Wunderschön und sündhaft teuer. Was macht eigentlich Stuttgart21?

„Wie geht es eigentlich am Stuttgarter Hauptbahnhof voran?“ fragte ich mich in einem Beitrag in der April-Ausgabe der DBZ. Im Februar 2022 führte mich Wolfgang Esser, Inge­nieur und oberste Baustellenaufsicht durch die Bahnsteighallenbaustelle und in die anliegenden Tunnel. Die Antwort war vorher schon klar und damit sind Fragen wie diese wohl eher rhetorischer Natur: Es geht voran, trotz allem. Langsamer als geplant und natürlich (?) viel teurer.

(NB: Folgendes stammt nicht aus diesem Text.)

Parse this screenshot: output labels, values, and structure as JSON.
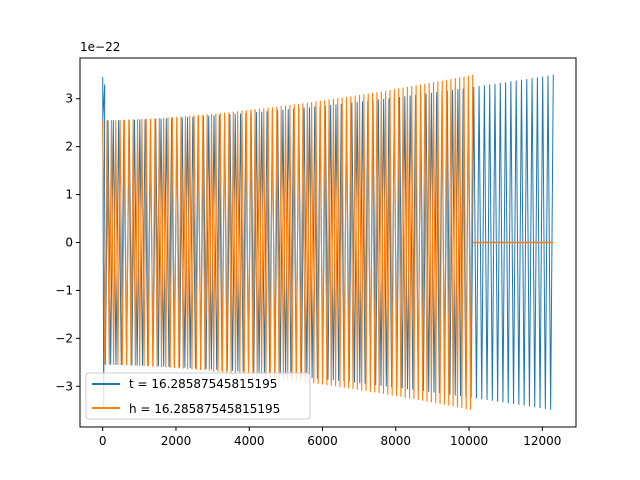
{
  "chart_data": {
    "type": "line",
    "title": "",
    "xlabel": "",
    "ylabel": "",
    "xlim": [
      -620,
      12920
    ],
    "ylim": [
      -3.85,
      3.85
    ],
    "y_multiplier_label": "1e−22",
    "x_ticks": [
      0,
      2000,
      4000,
      6000,
      8000,
      10000,
      12000
    ],
    "x_tick_labels": [
      "0",
      "2000",
      "4000",
      "6000",
      "8000",
      "10000",
      "12000"
    ],
    "y_ticks": [
      -3,
      -2,
      -1,
      0,
      1,
      2,
      3
    ],
    "y_tick_labels": [
      "−3",
      "−2",
      "−1",
      "0",
      "1",
      "2",
      "3"
    ],
    "grid": false,
    "legend_position": "lower-left",
    "series": [
      {
        "name": "t = 16.28587545815195",
        "color": "#1f77b4",
        "x_start": 0,
        "x_end": 12300,
        "amplitude_start": 2.55,
        "amplitude_end": 3.5,
        "initial_spike": 3.45
      },
      {
        "name": "h = 16.28587545815195",
        "color": "#ff7f0e",
        "x_start": 0,
        "x_end": 10100,
        "amplitude_start": 2.55,
        "amplitude_end": 3.5,
        "flat_after_end_until": 12300,
        "flat_value": 0
      }
    ]
  }
}
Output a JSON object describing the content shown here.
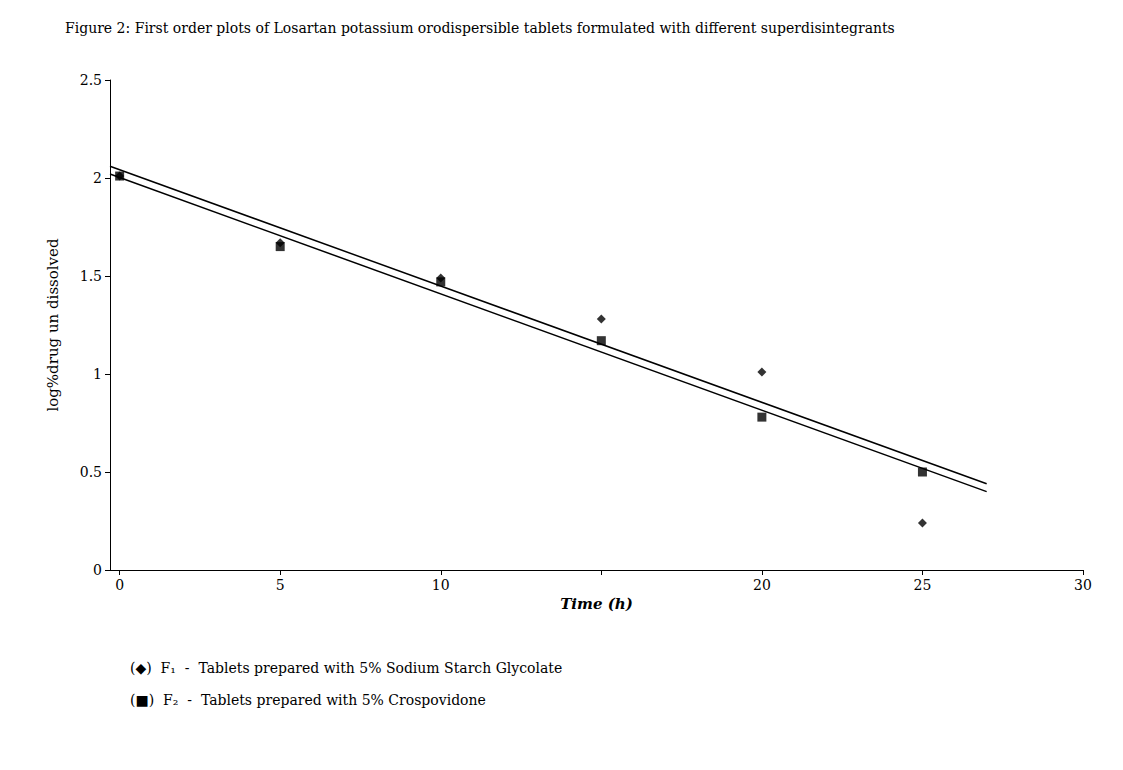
{
  "chart_data": {
    "type": "scatter",
    "title": "Figure 2: First order plots of Losartan potassium orodispersible tablets formulated with different superdisintegrants",
    "xlabel": "Time (h)",
    "ylabel": "log%drug un dissolved",
    "xlim": [
      -0.3,
      30
    ],
    "ylim": [
      0,
      2.5
    ],
    "xticks": [
      0,
      5,
      10,
      {
        "value": 15,
        "label": ""
      },
      20,
      25,
      30
    ],
    "yticks": [
      0,
      0.5,
      1.0,
      1.5,
      2.0,
      2.5
    ],
    "grid": false,
    "color": "#000000",
    "series": [
      {
        "type": "line",
        "line_style": "solid",
        "x": [
          -0.3,
          27
        ],
        "values": [
          2.06,
          0.44
        ]
      },
      {
        "type": "line",
        "line_style": "solid",
        "x": [
          -0.3,
          27
        ],
        "values": [
          2.02,
          0.4
        ]
      },
      {
        "type": "scatter",
        "marker": "diamond",
        "x": [
          0,
          5,
          10,
          15,
          20,
          25
        ],
        "values": [
          2.01,
          1.67,
          1.49,
          1.28,
          1.01,
          0.24
        ]
      },
      {
        "type": "scatter",
        "marker": "square",
        "x": [
          0,
          5,
          10,
          15,
          20,
          25
        ],
        "values": [
          2.01,
          1.65,
          1.47,
          1.17,
          0.78,
          0.5
        ]
      }
    ],
    "annotations": [
      "(◆)  F₁  -  Tablets prepared with 5% Sodium Starch Glycolate",
      "(■)  F₂  -  Tablets prepared with 5% Crospovidone"
    ]
  }
}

Die Frage nach dem Ist-Zustand von Deutschlands ältestem Verkehrsprojekt in progress – 1994 wurde es gestartet – ist wie der Basso continuo einer Bach-Suite: präsent, fundamental und dennoch eher der Sache dienend als die Sache selbst. Was bringt das Fragen nach dem Zustand, wenn dieser, einer Naturgewalt gleich, nur zu beobachten, zu analysieren, aber nicht mehr zu beeinflussen ist? Es geht voran, langsam aber sicher und immer teurer. Die einmal hoffnungsfroh in die Baulandschaft gestellten 2,8 Mrd. € waren schnell als symbolisch abgetan. Der etwa zeitgleich geplante Berliner Hauptbahnhof (Entwurf gmp Architekten, Hamburg) hat nicht einmal ein Viertel der heute gehandelten Summe von wohl mehr als 10 Mrd. € für Stuttgart21 gekostet. Sei’s drum. Oder? Man könnte wieder Fragen stellen, so die, wofür wir Steuerzahlerinnen und Bahnfahrer das eigentlich erleiden müssen? Gerade diejenigen, die täglich oder wöchentlich mit der Bahn fahren, erleben täglich oder wöchentlich Nothalte an Haltestellen, die Umsteigebahnhöfe waren, wo aber Weichenprobleme, Oberleitungsstörungen, brennende Lokmotoren oder vom Wind auf die Gleise geworfene Bäume Aufenthalte auf ungemütlichen Bahnsteigen erzwingen und Termine platzen lassen, weil lokale Ereignisse in einem System ohne Reserven dieses komplett zum Absturz bringen.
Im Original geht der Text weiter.